In our study, the AUROC values of GPR for significant fibrosis and cirrhosis (0.70 and 0.73, respectively) were lower than those obtained by Lemoine et al. (9) (0.80 and 0.83, respectively), while the AUROC values for advanced fibrosis were similar between the two studies (0.80 and 0.81, respectively). Moreover, the GPR values correlated with the degree of hepatic fibrosis. According to these results, the GPR had acceptable performance for detecting liver fibrosis in our study population (p=0.001). However, the performance of the GPR in diagnosing liver fibrosis was not better than that of APRI or FIB-4 index. The AUROC values of APRI were 0.69, 0.72, and 0.75, and those of FIB-4 index were 0.79, 0.77, and 0.90, for significant fibrosis, advanced fibrosis, and cirrhosis, respectively. FIB-4 could be a better serum marker of cirrhosis than the GPR (AUROC: 0.90 and 0.73, respectively; p=0.024) and APRI (AUROC: 0.90 and 0.75, respectively; p=0.024). The cut-off value of the FIB-4 index for diagnosing cirrhosis was 1.41, with 90% sensitivity and 82.5% specificity. Teshale et al. (17) reported high AUROC values for APRI and FIB-4 index in the diagnosis of liver fibrosis in patients with CHB, and high specificity and sensitivity for APRI and FIB-4 in distinguishing F2-F4 from F0-F1. However, some Chinese studies have reported that GPR has a higher AUROC value for the diagnosis of significant fibrosis and cirrhosis in patients with CHB (5,18). Lemoine et al. (9) observed poor performance of the APRI and FIB-4 index for detecting significant fibrosis and cirrhosis.

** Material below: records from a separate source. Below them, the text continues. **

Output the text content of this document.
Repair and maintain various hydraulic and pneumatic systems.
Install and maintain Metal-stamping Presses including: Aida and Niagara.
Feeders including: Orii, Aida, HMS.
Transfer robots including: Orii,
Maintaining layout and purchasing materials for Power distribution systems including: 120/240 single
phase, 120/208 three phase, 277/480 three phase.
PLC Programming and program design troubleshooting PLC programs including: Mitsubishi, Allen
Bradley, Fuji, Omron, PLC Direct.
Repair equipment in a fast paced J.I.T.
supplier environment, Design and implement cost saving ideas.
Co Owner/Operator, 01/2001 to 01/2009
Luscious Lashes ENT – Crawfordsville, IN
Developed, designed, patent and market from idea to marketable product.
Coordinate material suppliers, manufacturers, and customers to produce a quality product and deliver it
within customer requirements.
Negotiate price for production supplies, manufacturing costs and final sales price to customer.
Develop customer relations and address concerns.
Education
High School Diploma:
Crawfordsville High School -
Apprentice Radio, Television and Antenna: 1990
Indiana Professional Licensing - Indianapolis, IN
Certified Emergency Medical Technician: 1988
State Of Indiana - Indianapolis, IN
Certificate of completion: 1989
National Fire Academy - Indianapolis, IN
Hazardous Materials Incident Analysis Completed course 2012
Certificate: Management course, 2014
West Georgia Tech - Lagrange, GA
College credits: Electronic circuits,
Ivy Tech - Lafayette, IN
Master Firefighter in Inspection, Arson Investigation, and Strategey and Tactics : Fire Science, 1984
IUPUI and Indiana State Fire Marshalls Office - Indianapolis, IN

One possible reason for the inconsistent results is related to the differences in interregional HBV genotypes. According to epidemiological evidence, genotype A is common in Africa and Europe and genotypes B and C in Asia (19). As genotype D is the most common HBV genotype in the Mediterranean region, we assumed that this HBV genotype is also common in Turkey (20).
Study Limitations
Patient selection bias cannot be ruled out, primarily because this was a single-center study conducted in a tertiary referral center, in which patients with significant and advanced fibrosis are more prevalent than the general patient population. Moreover, the sample size of our study (especially the number of patients with cirrhosis) was relatively small. In addition, data were obtained retrospectively, and no dynamic GPR measurements were taken.
CONCLUSION
The GPR showed acceptable diagnostic performance for significant fibrosis, advanced fibrosis, and cirrhosis, but was not superior to the APRI or FIB-4 index. The correlations with fibrosis stage were similar among the GPR, APRI, and FIB-4 index. The FIB-4 index showed better diagnostic performance for cirrhosis than the GPR and APRI. Further large-scale studies are needed to confirm these results.